简疏文站在证人席上,开口第一句就是:“窃听器是我放的。”
旁听席上的人窃窃私语,悄悄讨论。
时桐望向简疏文,脸上虽然没有什么表情,但心里惊讶万分,简疏文事先没说他要帮他背锅啊。
简疏文继续说道:“但我不是要监听警方的行动计划,我只是想知道林子川的动向。我针对的是林子川个人,跟警方的行动无关。”
法官奇怪地问:“你跟林子川有私人恩怨?”
简疏文点了点头。
“你们有什么私人恩怨?请阐述清楚。”
简疏文看似纠结,实则早就想好了说辞。他说道:“那段时间林子川跟时桐经常见面,我不知道他俩见面是为了传递情报查案子,我怀疑时桐跟林子川有不正当关系,心里吃醋,就偷偷在时桐准备给林子川的一封信上动了手脚,把窃听器封在火漆里,想要监听林子川。非法窃听的是我。”
法官的脸色愈发古怪,“证人,你跟被告人时桐是什么关系?怀疑时桐跟林子川有什么?请描述清楚。”

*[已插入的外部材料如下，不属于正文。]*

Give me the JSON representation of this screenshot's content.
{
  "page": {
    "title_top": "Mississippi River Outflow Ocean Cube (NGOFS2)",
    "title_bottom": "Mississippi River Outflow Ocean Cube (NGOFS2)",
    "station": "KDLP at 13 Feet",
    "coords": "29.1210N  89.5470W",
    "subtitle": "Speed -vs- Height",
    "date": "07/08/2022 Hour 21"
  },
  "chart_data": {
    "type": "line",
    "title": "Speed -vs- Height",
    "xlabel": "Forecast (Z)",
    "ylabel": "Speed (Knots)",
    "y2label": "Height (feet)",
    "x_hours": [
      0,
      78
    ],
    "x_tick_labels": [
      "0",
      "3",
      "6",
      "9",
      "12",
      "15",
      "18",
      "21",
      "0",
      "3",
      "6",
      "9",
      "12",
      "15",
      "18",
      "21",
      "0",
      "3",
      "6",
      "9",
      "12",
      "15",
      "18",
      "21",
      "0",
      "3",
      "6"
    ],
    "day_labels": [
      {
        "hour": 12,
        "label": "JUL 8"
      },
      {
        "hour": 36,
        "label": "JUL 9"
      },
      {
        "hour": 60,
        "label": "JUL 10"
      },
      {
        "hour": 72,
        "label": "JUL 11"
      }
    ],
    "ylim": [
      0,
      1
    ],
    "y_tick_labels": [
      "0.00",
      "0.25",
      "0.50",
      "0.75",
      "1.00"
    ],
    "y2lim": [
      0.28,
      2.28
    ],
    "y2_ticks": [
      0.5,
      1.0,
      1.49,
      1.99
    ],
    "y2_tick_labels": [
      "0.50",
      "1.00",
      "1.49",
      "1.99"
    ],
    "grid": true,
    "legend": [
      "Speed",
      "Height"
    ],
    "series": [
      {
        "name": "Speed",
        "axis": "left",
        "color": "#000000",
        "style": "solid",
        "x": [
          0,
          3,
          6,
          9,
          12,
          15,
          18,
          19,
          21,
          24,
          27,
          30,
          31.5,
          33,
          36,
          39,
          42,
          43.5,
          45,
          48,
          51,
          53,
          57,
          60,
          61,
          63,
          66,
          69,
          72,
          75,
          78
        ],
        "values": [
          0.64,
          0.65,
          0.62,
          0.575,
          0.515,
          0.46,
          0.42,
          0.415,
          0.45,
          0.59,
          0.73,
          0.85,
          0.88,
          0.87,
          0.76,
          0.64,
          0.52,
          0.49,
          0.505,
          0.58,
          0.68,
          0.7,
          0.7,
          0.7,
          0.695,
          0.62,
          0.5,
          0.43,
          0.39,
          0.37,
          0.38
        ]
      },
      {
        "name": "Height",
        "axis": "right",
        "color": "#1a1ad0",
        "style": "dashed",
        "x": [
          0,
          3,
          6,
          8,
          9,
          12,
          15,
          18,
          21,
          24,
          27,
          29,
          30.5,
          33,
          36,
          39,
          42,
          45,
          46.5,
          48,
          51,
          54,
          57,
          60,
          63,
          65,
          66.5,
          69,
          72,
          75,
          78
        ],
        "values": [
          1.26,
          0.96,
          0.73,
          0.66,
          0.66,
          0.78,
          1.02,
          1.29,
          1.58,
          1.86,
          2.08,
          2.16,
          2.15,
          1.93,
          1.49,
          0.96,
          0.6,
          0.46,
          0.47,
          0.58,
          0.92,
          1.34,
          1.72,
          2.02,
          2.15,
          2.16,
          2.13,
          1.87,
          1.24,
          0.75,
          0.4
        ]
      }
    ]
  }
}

简疏文重复道:“我跟时桐是同性伴侣的关系,那段时间时桐和林子川频繁接触,而我不知道他俩是为了查案,我误会时桐劈腿林子川,特别地吃醋,所以才会用非法手段监听林子川。”
旁听席上传来笑声,这笑声先是窸窸窣窣,随后越来越大,最后变成哄堂大笑。
今天这事,简疏文沦为了一个笑柄。
在一片笑声中大概只有白桀这样的冰块脸才能保持镇定。
白桀依旧一丝不苟,继续为时桐辩护:“回到《刑法》一百八十二条关于非法获取国家秘密罪的定义,还是那两个关键点,第一,手段必须是非法的。非法放置窃听设备,手段确实违法,但这么干的是我当事人吗?不是。我当事人只是为警方提供情报,帮助警方查案而已,非法放置窃听设备的另有其人,与我当事人无关。第二,获取的必须是国家机密。警方这次的行动计划非常重要,的确是国家机密,但是窃听的内容却根本不是针对这次行动计划啊。”
白桀看了一眼证人席上的简疏文,说:“他想窃听的是所谓的‘情敌’林子川的动向,跟行动计划无关。这整件事都跟警方的行动计划无关,只是一个醋罐子误会伴侣劈腿后,对‘情敌’生发出敌意,而弄出的一起乌龙事件。”
白桀又道:“当然,不论是因为什么原因,非法放置窃听设备都是违法的,涉嫌侵犯他人**,要怎么处罚,应另案调查。而在本案中,我当事人从未窃取过国家机密,不构成非法获取国家秘密罪。”